“We do now,” Katie said, and reached for the pot.
Grandmamma watched them argue and nodded once as if they had passed an exam. She rubbed her thumb along the cane’s carved head and glanced down the length of the table to see who had eaten enough and who needed a word. It was her morning sport, and she missed little.
“Ye should see the mason today,” she said to Alex. “The east wing needs a man who will listen, nae a lad who thinks lime is magic.”
“I will see him,” Alex said.
“And the kennels,” she added. “That pup will be a thief if we daenae set him straight this week.”
“I will kick him out of the kitchen,” Katie said at once.
“Ye willnae,” Grandmamma said. “Ye will leave him to men who ken how to teach.”
“Aye,” Katie muttered.
Bettie leaned on the table with her chin in her palm. “Da,” she said, “if the pup is good, can we keep him in our?—”
“Nay,” Alex said.
“But if he is very good?”
“Nay.”
She sighed and gnawed on an oatcake.
Alex looked at them then, just to count the points of their faces and be sure they were the same as last night. He had learned to do that in hard months.
The doors at the far end opened, and a maid came in, quick but steady, hands clasped to keep them from fluttering. She walked the length of the hall and curtsied low.
“A carriage has arrived,” she announced.
The words fell odd in the room, as if they belonged to a completely different hour. A carriage at this time meant news, a visitor, or a small trouble dressed as courtesy.
Alex did not lift his head. He knew exactly who it was, and he had been expecting her since the previous day broke.

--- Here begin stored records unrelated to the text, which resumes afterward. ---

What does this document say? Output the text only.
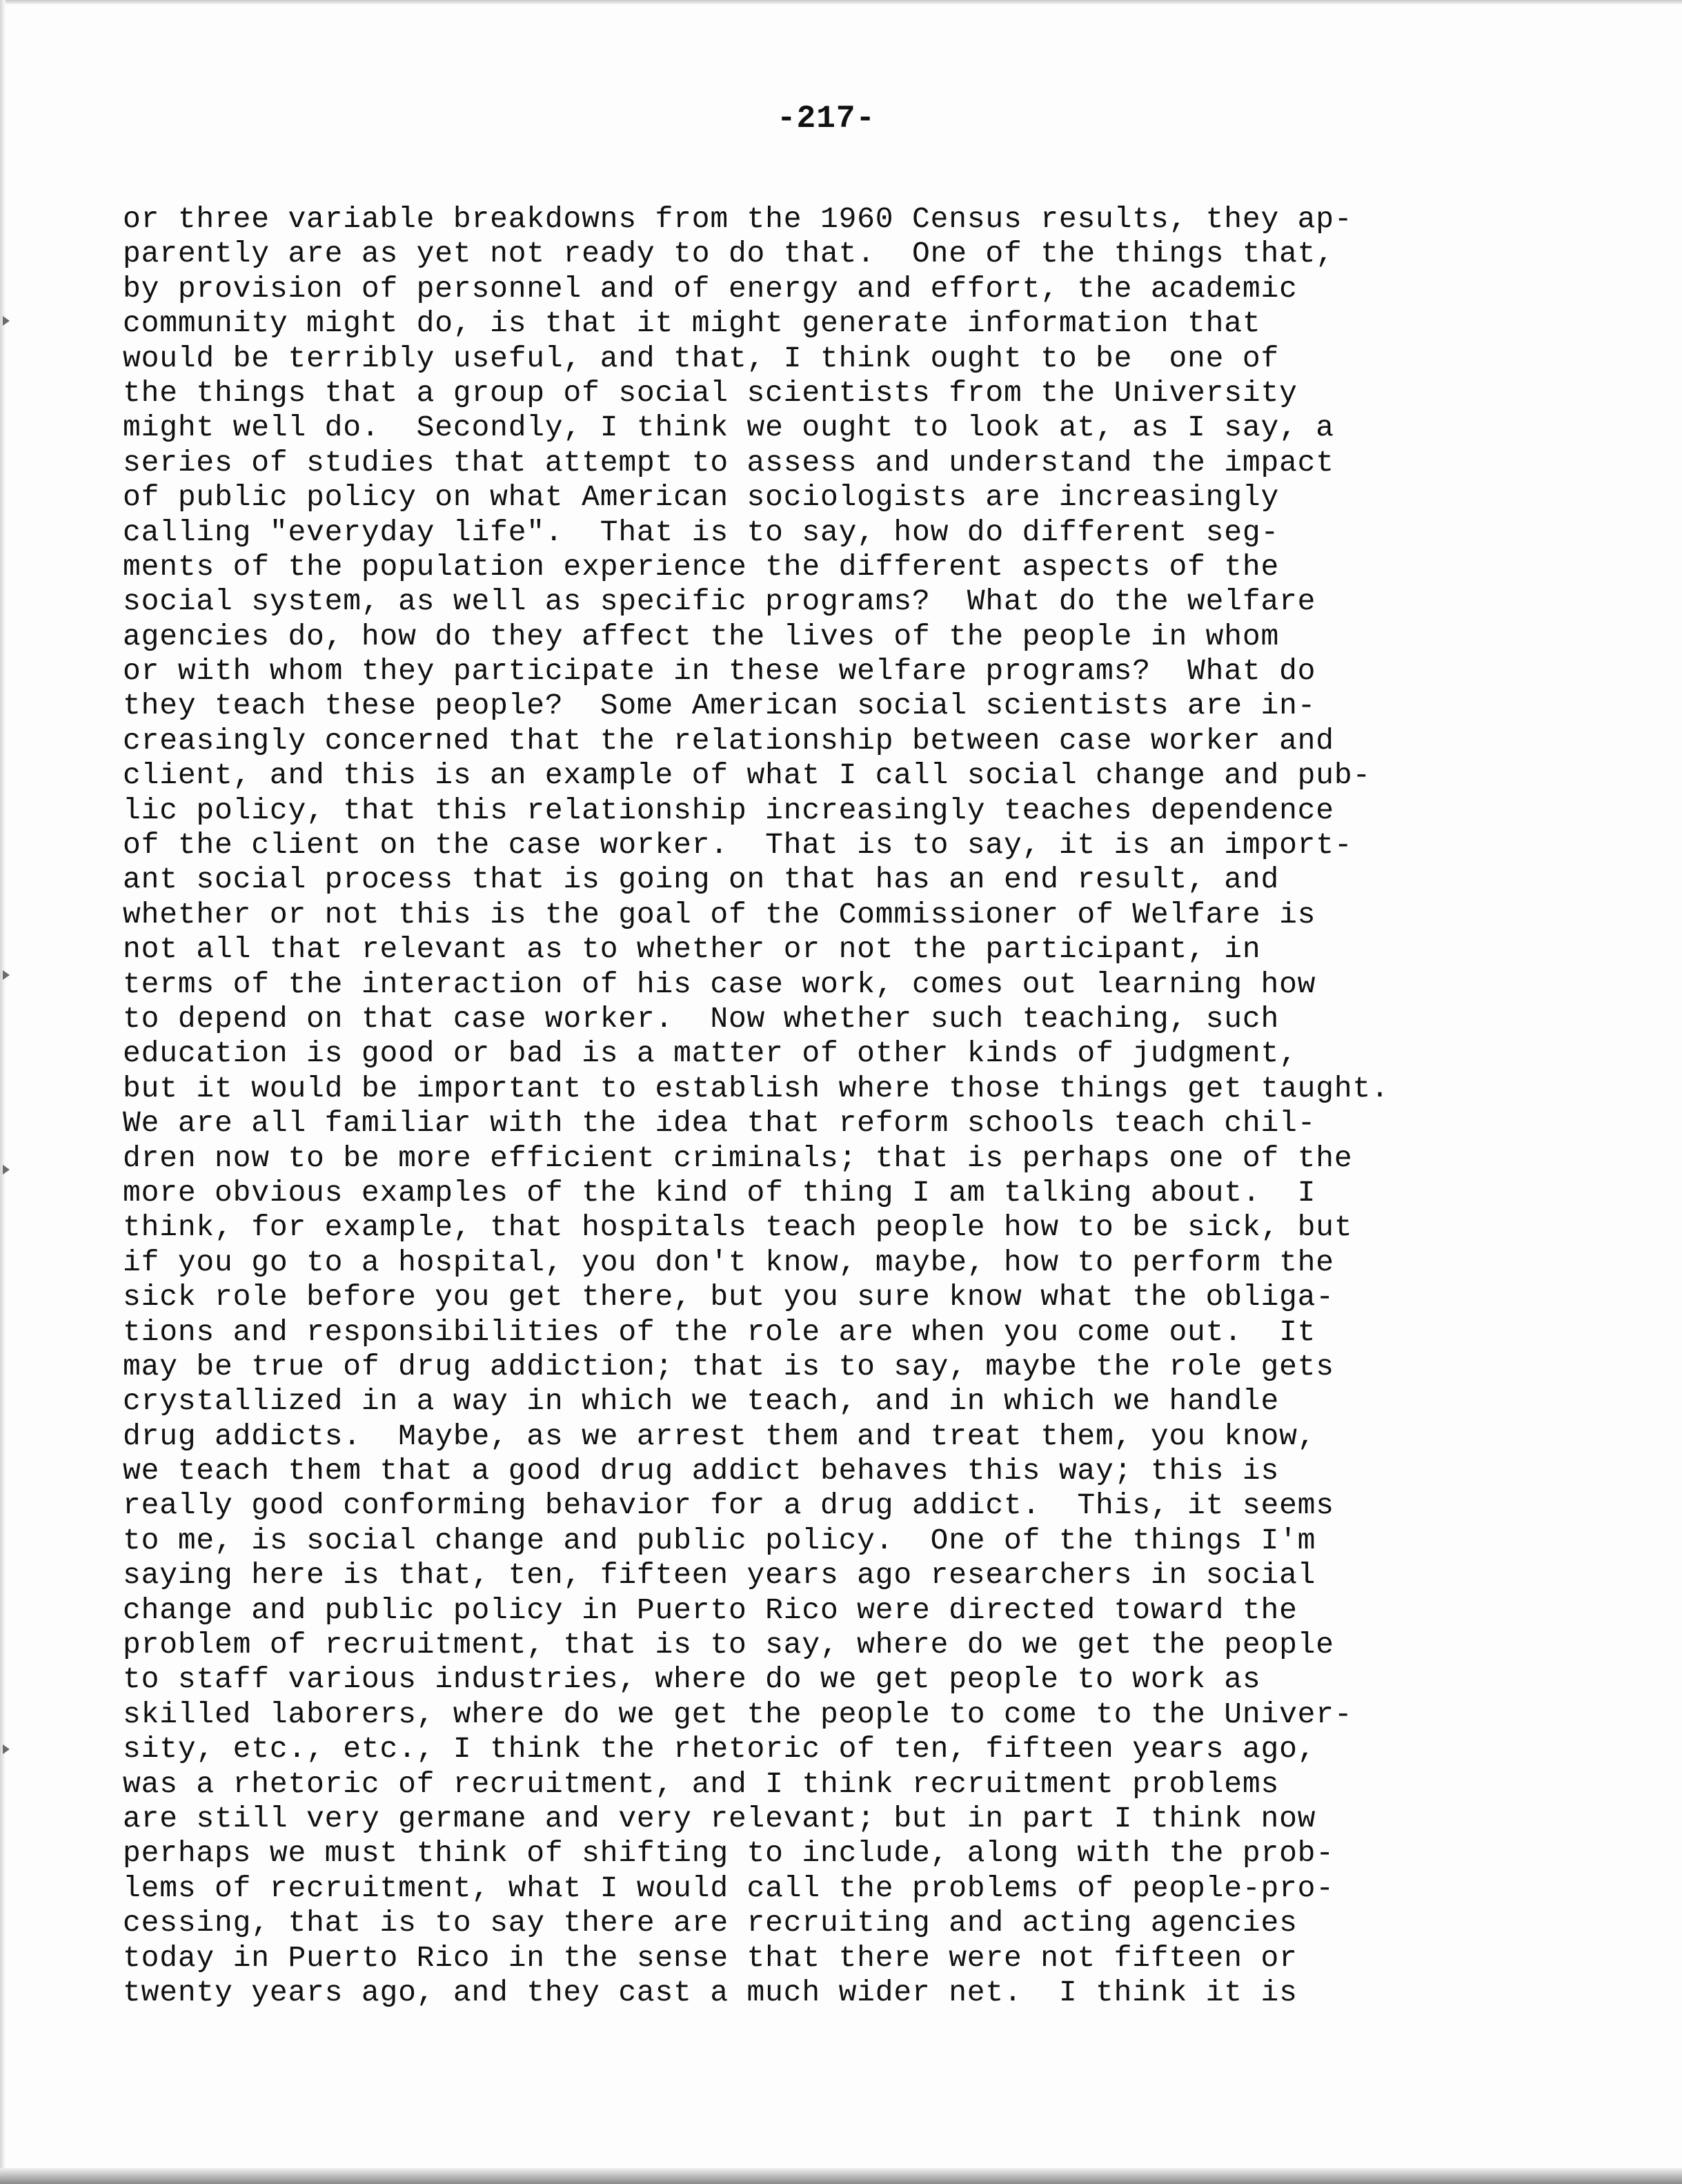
-217-
or three variable breakdowns from the 1960 Census results, they ap-
parently are as yet not ready to do that.  One of the things that,
by provision of personnel and of energy and effort, the academic
community might do, is that it might generate information that
would be terribly useful, and that, I think ought to be  one of
the things that a group of social scientists from the University
might well do.  Secondly, I think we ought to look at, as I say, a
series of studies that attempt to assess and understand the impact
of public policy on what American sociologists are increasingly
calling "everyday life".  That is to say, how do different seg-
ments of the population experience the different aspects of the
social system, as well as specific programs?  What do the welfare
agencies do, how do they affect the lives of the people in whom
or with whom they participate in these welfare programs?  What do
they teach these people?  Some American social scientists are in-
creasingly concerned that the relationship between case worker and
client, and this is an example of what I call social change and pub-
lic policy, that this relationship increasingly teaches dependence
of the client on the case worker.  That is to say, it is an import-
ant social process that is going on that has an end result, and
whether or not this is the goal of the Commissioner of Welfare is
not all that relevant as to whether or not the participant, in
terms of the interaction of his case work, comes out learning how
to depend on that case worker.  Now whether such teaching, such
education is good or bad is a matter of other kinds of judgment,
but it would be important to establish where those things get taught.
We are all familiar with the idea that reform schools teach chil-
dren now to be more efficient criminals; that is perhaps one of the
more obvious examples of the kind of thing I am talking about.  I
think, for example, that hospitals teach people how to be sick, but
if you go to a hospital, you don't know, maybe, how to perform the
sick role before you get there, but you sure know what the obliga-
tions and responsibilities of the role are when you come out.  It
may be true of drug addiction; that is to say, maybe the role gets
crystallized in a way in which we teach, and in which we handle
drug addicts.  Maybe, as we arrest them and treat them, you know,
we teach them that a good drug addict behaves this way; this is
really good conforming behavior for a drug addict.  This, it seems
to me, is social change and public policy.  One of the things I'm
saying here is that, ten, fifteen years ago researchers in social
change and public policy in Puerto Rico were directed toward the
problem of recruitment, that is to say, where do we get the people
to staff various industries, where do we get people to work as
skilled laborers, where do we get the people to come to the Univer-
sity, etc., etc., I think the rhetoric of ten, fifteen years ago,
was a rhetoric of recruitment, and I think recruitment problems
are still very germane and very relevant; but in part I think now
perhaps we must think of shifting to include, along with the prob-
lems of recruitment, what I would call the problems of people-pro-
cessing, that is to say there are recruiting and acting agencies
today in Puerto Rico in the sense that there were not fifteen or
twenty years ago, and they cast a much wider net.  I think it is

He set his knife down and wiped his fingers on the cloth, and only then did he speak.
“That must be me bride,” he said.
The hall went quiet. Even the dog barking outside stopped all of a sudden, as if it had heard the bombshell the Laird just dropped.
Alex swallowed and picked up his knife again. He was ready for the barrage of questions, but he needed something to tighten his hand around in the meantime. Otherwise, he would contemplate murder.
As he had expected, Grandmamma turned slowly in her chair, the cane’s lower end scraping once on the stone floor. “Yer… what?”
“Me bride,” Alex said, exhaling as loudly as he could.
The girls froze. Then they burst.
“Ye have a bride,” Katie said, half whisper, half shout. “Right now.”
“Is she nice?” Bettie asked. “Does she like games?”
“Does she like eggs?” Katie said. “Because I can give her mine.”
“Is she pretty?” Bettie said quickly. “Nae that it matters.”
“Is she from here?” Katie said. “Or somewhere else. Can she ride?”